Key Facts about Treasure Island
  • Full Title: Treasure Island
  • Where Written: Scotland
  • When Published: 1881-1882
  • Literary Period: Victorian Literature
  • Genre: Novel, children’s adventure story
  • Setting: Britain (on the Bristol Channel) and Treasure Island (apparently somewhere in the Caribbean, although the plants on the island make that unclear)
  • Climax: Having found the x-marks-the-spot, but with no treasure to be seen—merely an excavation site—the pirates are ready to mutiny against Long John Silver (and kill Jim along with him) when Silver kills George. The doctor, Gray, and Ben Gunn then emerge from their hiding place in the woods and they send the other pirates racing off.
  • Antagonist: Long John Silver is the most prominent antagonist, though he’s an ambivalent one: less important pirates like Israel Hands are also the most decidedly evil.
  • Point of View: Most of the novel is told in the first person from the perspective of an older Jim Hawkins who is setting down the tale of Treasure Island. For several chapters, however, the point of view shifts to that of Dr. Livesey, who relates a number of events happening while Jim was elsewhere and thus couldn’t have known what was going on.
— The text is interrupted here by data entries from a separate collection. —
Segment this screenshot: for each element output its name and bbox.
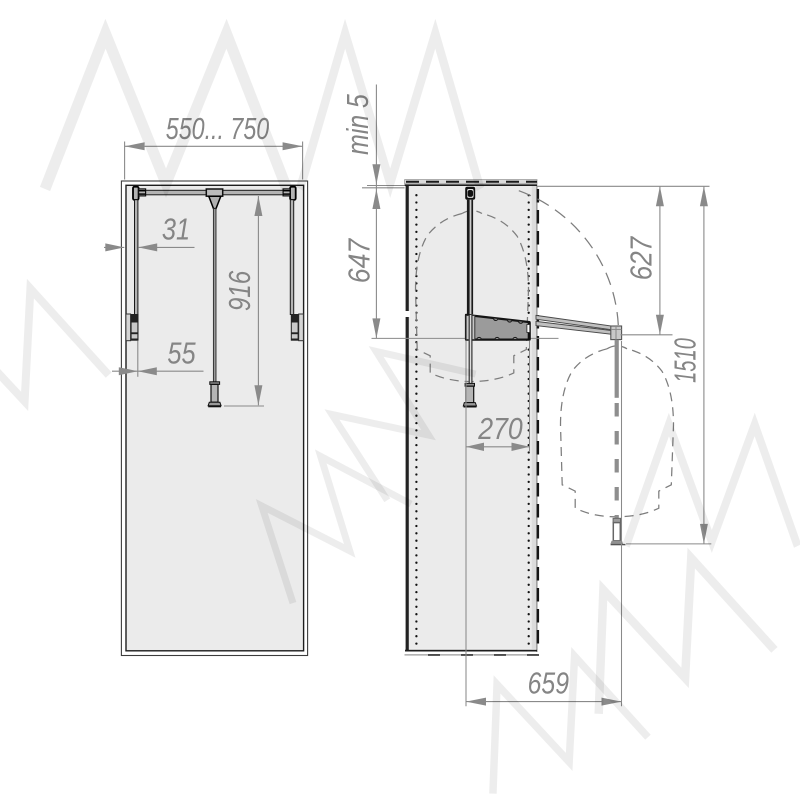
svg-text:916: 916 (222, 270, 257, 311)
svg-text:1510: 1510 (667, 338, 703, 383)
svg-text:659: 659 (528, 666, 570, 700)
svg-text:31: 31 (162, 212, 190, 247)
svg-text:55: 55 (167, 336, 195, 371)
svg-text:647: 647 (343, 238, 377, 283)
svg-text:627: 627 (625, 236, 660, 280)
svg-text:270: 270 (477, 412, 522, 446)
Extra Credit for Treasure Island

Shipwrecks and silver. Hispaniola, the name of the ship that carries the characters to Treasure Island, is also the old name for the island now divided between the nations of Dominican Republic and Haiti. There, a sunken Spanish ship carrying a great deal of treasure was discovered by a notorious adventurer, William Phips, who left some gold for others to find.

Bringing the book to life. Among the American artist and illustrator N.C. Wyeth’s most famous works are the vivid illustrations he made for Treasure Island, which are often considered to be his best.